Sonuç: Kırmızı Pazartesi

Kırmızı Pazartesi romanını etkili kılan tek ayrıntı, işleneceği bilinen bir cinayet olduğu hâlde kasaba sakinlerinin sakin kalarak bu cinayeti önlememesi. Canından olacağından haberi olmayan ise bir genç. Sömürü düzeninde ölüm de yaşlılık da çocukluk da sınıfsaldır. Sömürülen ve ezilen yoksul kesimler için sınıfsal olan ölüm her an kapıda. Bir reklâm dili olarak ekrana aniden çıkan “Az sonra!!!” sloganı Kırmızı Pazartesi’mizin ölüm bildirimine dönüştü.

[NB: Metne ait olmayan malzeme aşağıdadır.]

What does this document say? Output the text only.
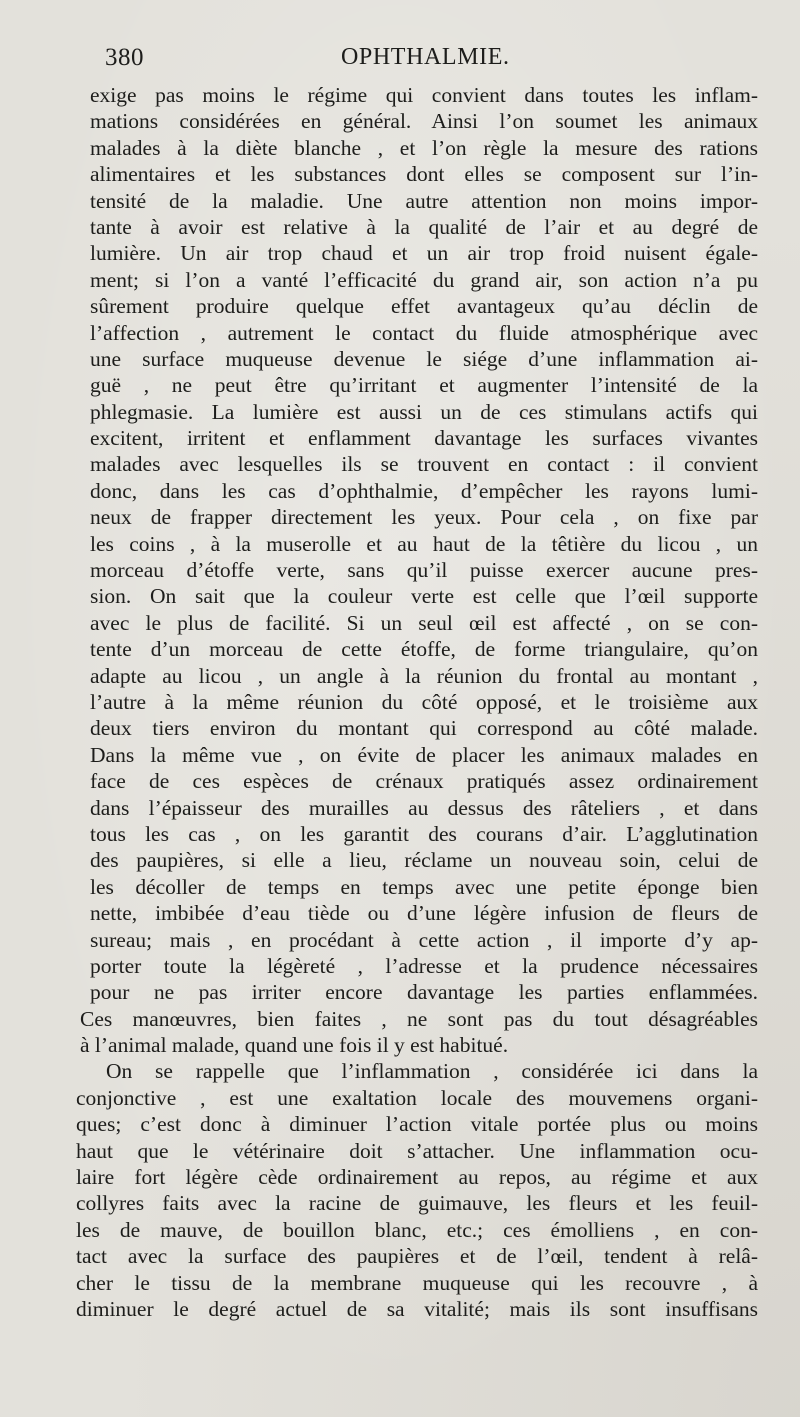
380	OPHTHALMIE.
exige pas moins le régime qui convient dans toutes les inflam-
mations considérées en général. Ainsi l’on soumet les animaux
malades à la diète blanche , et l’on règle la mesure des rations
alimentaires et les substances dont elles se composent sur l’in-
tensité de la maladie. Une autre attention non moins impor-
tante à avoir est relative à la qualité de l’air et au degré de
lumière. Un air trop chaud et un air trop froid nuisent égale-
ment; si l’on a vanté l’efficacité du grand air, son action n’a pu
sûrement produire quelque effet avantageux qu’au déclin de
l’affection , autrement le contact du fluide atmosphérique avec
une surface muqueuse devenue le siége d’une inflammation ai-
guë , ne peut être qu’irritant et augmenter l’intensité de la
phlegmasie. La lumière est aussi un de ces stimulans actifs qui
excitent, irritent et enflamment davantage les surfaces vivantes
malades avec lesquelles ils se trouvent en contact : il convient
donc, dans les cas d’ophthalmie, d’empêcher les rayons lumi-
neux de frapper directement les yeux. Pour cela , on fixe par
les coins , à la muserolle et au haut de la têtière du licou , un
morceau d’étoffe verte, sans qu’il puisse exercer aucune pres-
sion. On sait que la couleur verte est celle que l’œil supporte
avec le plus de facilité. Si un seul œil est affecté , on se con-
tente d’un morceau de cette étoffe, de forme triangulaire, qu’on
adapte au licou , un angle à la réunion du frontal au montant ,
l’autre à la même réunion du côté opposé, et le troisième aux
deux tiers environ du montant qui correspond au côté malade.
Dans la même vue , on évite de placer les animaux malades en
face de ces espèces de crénaux pratiqués assez ordinairement
dans l’épaisseur des murailles au dessus des râteliers , et dans
tous les cas , on les garantit des courans d’air. L’agglutination
des paupières, si elle a lieu, réclame un nouveau soin, celui de
les décoller de temps en temps avec une petite éponge bien
nette, imbibée d’eau tiède ou d’une légère infusion de fleurs de
sureau; mais , en procédant à cette action , il importe d’y ap-
porter toute la légèreté , l’adresse et la prudence nécessaires
pour ne pas irriter encore davantage les parties enflammées.
Ces manœuvres, bien faites , ne sont pas du tout désagréables
à l’animal malade, quand une fois il y est habitué.
On se rappelle que l’inflammation , considérée ici dans la
conjonctive , est une exaltation locale des mouvemens organi-
ques; c’est donc à diminuer l’action vitale portée plus ou moins
haut que le vétérinaire doit s’attacher. Une inflammation ocu-
laire fort légère cède ordinairement au repos, au régime et aux
collyres faits avec la racine de guimauve, les fleurs et les feuil-
les de mauve, de bouillon blanc, etc.; ces émolliens , en con-
tact avec la surface des paupières et de l’œil, tendent à relâ-
cher le tissu de la membrane muqueuse qui les recouvre , à
diminuer le degré actuel de sa vitalité; mais ils sont insuffisans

Çözüm, bizim ellerimizde. Trendyol motokuryeleri birkaç yıl önce kontak kapattığında tüm siparişler yetiştirilmeme noktasına geldi, teslimatlar bir hafta gecikti. Bu durum karşısında şirket geri adım attı, atmak zorunda kaldı. İşçi ve emekçi için son, beklenen sondur. Bu son da insan olmanın onuruna aykırıdır. Burjuvazi sınıf bilinciyle hareket ediyor, biz de sınıf bilinciyle hareket edip sınıfsız sömürüsüz bir düzeni kurmadıkça unutuşun kolay olduğu ülkede istatistikte yerimizi alacağız. Ellerimizi birbirine kavuşturmak bir tercih değil, ayakta kalmanın zorunluluğu ve sorumluluğudur; en başta kendimiz için, bu adımı atmak fedakârlık değildir. O yüzden unutmayacağız, unutturmayacağız! Ölen genç motokuryenin de yakılan Afgan işçinin de çatıda can veren yaşını almış insanımızın da suçlusu emperyalizmdir. O yüzden artık her yer Gazze’dir, hepimiz de Filistinliyiz.